L’applicazione dell’agevolazione introdotta per l’acquisto a titolo gratuito non preclude la possibilità di fruire, in caso di successivo acquisto a titolo oneroso di altra abitazione, dei benefici riservati alla prima casa, per la diversità dei presupposti che legittimano l’acquisto del bene in regime agevolato.
Nel caso di specie, detta possibilità appare preclusa per la presenza nel territorio del comune in cui si intende procedere ad un nuovo acquisto agevolato a titolo oneroso, della titolarità di altra casa di abitazione.
Posta tale preclusione, va ricordato che il contribuente può fruire delle agevolazioni “prima casa”, nonostante sia titolare, nel Comune di residenza, di un altro immobile, precedentemente acquistato beneficiando delle agevolazioni. Tale nuova disciplina agevolativa riservata alla “prima casa” di abitazione trova applicazione anche con riferimento agli acquisti effettuati a titolo gratuito.

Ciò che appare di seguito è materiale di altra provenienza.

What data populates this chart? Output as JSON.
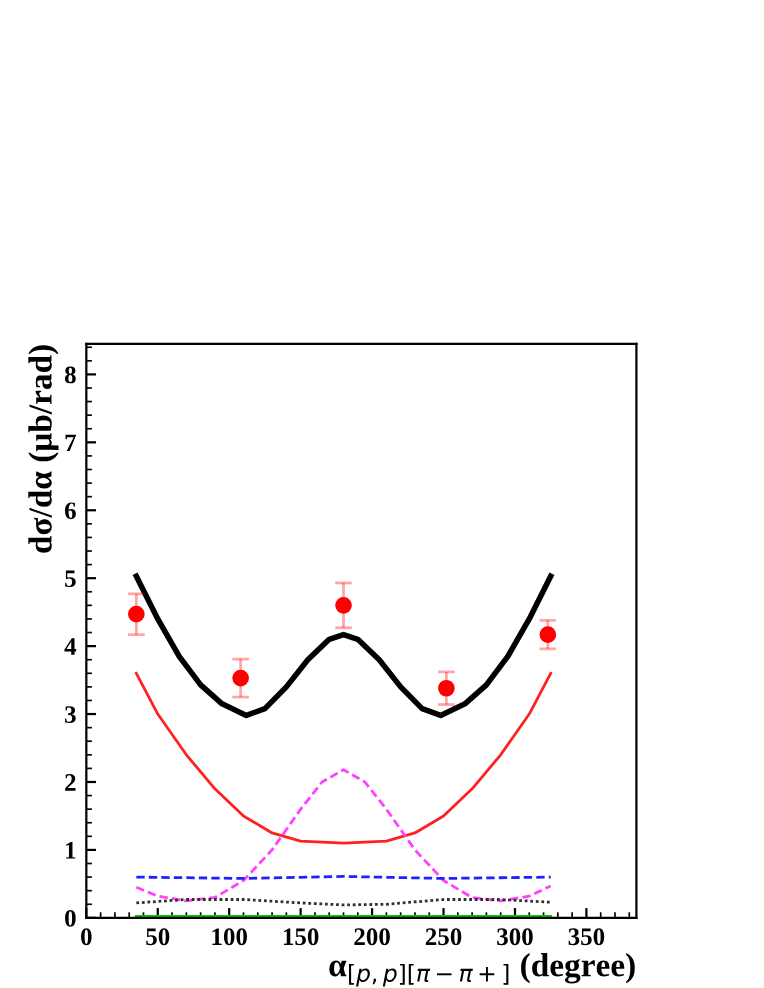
{
  "chart_data": {
    "type": "line",
    "xlabel": "α$_{[p,p][π−π+]}$ (degree)",
    "ylabel": "dσ/dα (μb/rad)",
    "xlim": [
      0,
      385
    ],
    "ylim": [
      0,
      8.45
    ],
    "xticks": [
      0,
      50,
      100,
      150,
      200,
      250,
      300,
      350
    ],
    "yticks": [
      0,
      1,
      2,
      3,
      4,
      5,
      6,
      7,
      8
    ],
    "grid": false,
    "legend": false,
    "series": [
      {
        "color": "#000000",
        "line_style": "solid",
        "x": [
          35,
          50,
          65,
          80,
          95,
          112,
          125,
          140,
          155,
          170,
          180,
          190,
          205,
          220,
          235,
          248,
          265,
          280,
          295,
          310,
          325
        ],
        "values": [
          5.03,
          4.4,
          3.85,
          3.43,
          3.15,
          2.98,
          3.08,
          3.4,
          3.8,
          4.1,
          4.17,
          4.1,
          3.8,
          3.4,
          3.08,
          2.98,
          3.15,
          3.43,
          3.85,
          4.4,
          5.03
        ]
      },
      {
        "color": "#ff2020",
        "line_style": "solid",
        "x": [
          35,
          50,
          70,
          90,
          110,
          130,
          150,
          180,
          210,
          230,
          250,
          270,
          290,
          310,
          325
        ],
        "values": [
          3.6,
          3.0,
          2.4,
          1.9,
          1.5,
          1.25,
          1.13,
          1.1,
          1.13,
          1.25,
          1.5,
          1.9,
          2.4,
          3.0,
          3.6
        ]
      },
      {
        "color": "#ff40ff",
        "line_style": "dashed",
        "x": [
          35,
          50,
          70,
          90,
          110,
          130,
          150,
          165,
          180,
          195,
          210,
          230,
          250,
          270,
          290,
          310,
          325
        ],
        "values": [
          0.45,
          0.32,
          0.25,
          0.3,
          0.55,
          1.0,
          1.6,
          2.0,
          2.18,
          2.0,
          1.6,
          1.0,
          0.55,
          0.3,
          0.25,
          0.32,
          0.47
        ]
      },
      {
        "color": "#2020ff",
        "line_style": "dashed",
        "x": [
          35,
          110,
          180,
          250,
          325
        ],
        "values": [
          0.6,
          0.58,
          0.61,
          0.58,
          0.6
        ]
      },
      {
        "color": "#303030",
        "line_style": "dotted",
        "x": [
          35,
          70,
          110,
          150,
          180,
          210,
          250,
          290,
          325
        ],
        "values": [
          0.22,
          0.27,
          0.27,
          0.22,
          0.19,
          0.2,
          0.27,
          0.27,
          0.23
        ]
      },
      {
        "color": "#00cc00",
        "line_style": "solid",
        "x": [
          35,
          325
        ],
        "values": [
          0.02,
          0.02
        ]
      },
      {
        "type": "scatter",
        "color": "#ff0000",
        "marker": "circle",
        "x": [
          35,
          108,
          180,
          252,
          323
        ],
        "values": [
          4.47,
          3.53,
          4.6,
          3.38,
          4.17
        ],
        "errors": [
          0.3,
          0.28,
          0.33,
          0.24,
          0.21
        ]
      }
    ]
  }
}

L’effetto che si produce a seguito dell’applicazione di tale particolare previsione introdotta in materia di sostituzione della “prima casa” è quello comunque di consentire al contribuente al termine dell’anno per l’alienazione la titolarità nello stesso comune di un solo immobile acquistato con le agevolazioni “prima casa”.
Pertanto, ricorrendo le altre condizioni di cui alla Nota II-bis, sia possibile avvalersi dell’agevolazione “prima casa” in relazione alla stipula di un nuovo atto di acquisto agevolato, in caso di possidenza di altro immobile situato nello stesso Comune, anche qualora quest’ultimo sia stato acquistato a titolo gratuito, sempre a condizione che si proceda alla vendita entro l’anno dell’immobile precedentemente acquistato a titolo gratuito.